Rather, it’s the columnists that have licked out the flame of her penny candle and blown smoke into the face of their readers. Maeve, we know, was a warm and funny writer, but above all else, she was a human being, with a keen interest in all she espied.

She’d have hated that. “Write as you speak,” she would have told me had I ever had the pleasure of meeting her. But flicking through the 90 plus articles assembled by her colleague Róisín Ingle, you can almost taste the tang of Tanqueray as she spilled the bars on everything from her latest scrape with a scalpel (Maeve’s Operation: The Whole Story) to her hunt for the perfect bra (enlisting the Queen’s corsetieres in Fit for a Queen) to her battle with invading Ants (Bleach Sniffers at my Desk). She found the comic gas in the most mundane situation and excavated it for our merriment. But while the snits and giggles warm you up, she unearths the whole kit and caboodle of human emotions, from consternation, to anxiety, self-doubt and self-regard, to really make you glow.

You’ll titter away as you dip in and out of this far reaching collection. Binchy does a bang up job lacerating herself and her foibles, so we warm to her so that, when she ushers us in to situations we shouldn’t be, to observe for ourselves the real life that’s never spoken about, we trust that she isn’t suddenly going to belt us in the face with a purse bejeweled in her righteous indignation.

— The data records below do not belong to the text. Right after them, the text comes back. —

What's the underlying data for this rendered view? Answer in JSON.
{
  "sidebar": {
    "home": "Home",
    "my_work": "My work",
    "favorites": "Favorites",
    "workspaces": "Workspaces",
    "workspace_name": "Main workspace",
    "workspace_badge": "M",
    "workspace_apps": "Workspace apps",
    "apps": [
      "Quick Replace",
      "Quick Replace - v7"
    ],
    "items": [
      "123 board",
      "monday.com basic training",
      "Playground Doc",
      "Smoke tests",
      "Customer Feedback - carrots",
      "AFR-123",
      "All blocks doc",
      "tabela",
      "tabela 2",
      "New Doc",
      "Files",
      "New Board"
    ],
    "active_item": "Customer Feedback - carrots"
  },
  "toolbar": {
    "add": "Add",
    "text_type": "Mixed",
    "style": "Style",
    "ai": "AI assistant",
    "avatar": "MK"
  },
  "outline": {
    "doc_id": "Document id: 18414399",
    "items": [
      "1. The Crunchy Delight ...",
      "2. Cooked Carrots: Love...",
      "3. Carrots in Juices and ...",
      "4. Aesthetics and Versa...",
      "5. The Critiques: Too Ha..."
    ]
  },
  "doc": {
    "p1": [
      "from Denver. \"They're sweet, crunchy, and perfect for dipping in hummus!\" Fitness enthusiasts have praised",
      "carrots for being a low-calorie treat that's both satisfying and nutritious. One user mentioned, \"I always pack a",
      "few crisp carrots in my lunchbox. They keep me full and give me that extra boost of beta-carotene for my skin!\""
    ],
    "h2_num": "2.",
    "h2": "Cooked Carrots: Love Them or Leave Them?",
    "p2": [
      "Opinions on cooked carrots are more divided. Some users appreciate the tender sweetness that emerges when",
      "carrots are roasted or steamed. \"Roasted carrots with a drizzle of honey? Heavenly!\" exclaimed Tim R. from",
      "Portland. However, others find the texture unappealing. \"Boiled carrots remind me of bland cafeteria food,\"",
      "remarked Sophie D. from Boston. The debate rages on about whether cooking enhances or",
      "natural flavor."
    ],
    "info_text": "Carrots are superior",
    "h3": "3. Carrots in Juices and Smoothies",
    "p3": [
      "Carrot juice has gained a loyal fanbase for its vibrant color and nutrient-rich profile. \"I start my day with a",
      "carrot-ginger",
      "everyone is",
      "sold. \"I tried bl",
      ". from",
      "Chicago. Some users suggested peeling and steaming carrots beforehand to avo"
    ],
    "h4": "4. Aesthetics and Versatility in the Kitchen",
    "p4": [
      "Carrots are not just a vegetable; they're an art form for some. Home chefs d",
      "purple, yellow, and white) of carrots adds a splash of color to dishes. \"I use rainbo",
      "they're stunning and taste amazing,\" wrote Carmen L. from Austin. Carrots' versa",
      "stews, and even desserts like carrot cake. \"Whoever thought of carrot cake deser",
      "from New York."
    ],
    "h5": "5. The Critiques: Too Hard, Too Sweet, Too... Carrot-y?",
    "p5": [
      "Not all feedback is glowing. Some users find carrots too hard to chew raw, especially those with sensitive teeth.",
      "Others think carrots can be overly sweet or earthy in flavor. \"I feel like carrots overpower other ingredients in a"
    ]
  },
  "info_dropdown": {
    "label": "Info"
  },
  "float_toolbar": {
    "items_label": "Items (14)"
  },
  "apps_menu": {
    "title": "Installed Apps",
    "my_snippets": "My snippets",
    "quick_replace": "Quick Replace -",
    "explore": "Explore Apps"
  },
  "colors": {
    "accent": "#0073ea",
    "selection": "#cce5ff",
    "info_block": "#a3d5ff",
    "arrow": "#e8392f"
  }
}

She elucidates but never pontificates as best illustrated in some of the collections finest moments. Anna’s Abortion from 1977, neither demonises nor cannonises the characters in this self-explanatory tale, taking a considered tack sadly lacking from many of the chroniclers in the present day debate. While 1983’s Contraceptive Conversation ridicules the fundamentalism of the right without mocking the core of their beliefs.

You’re free to be yourself in Maeve’s company, allowing her to help you experience the world at large on your own terms, though through the eyes of another. In an age when the snarkiest spice flavours the agenda it’s remarkable how long lasting the effects of a truthful tongue are.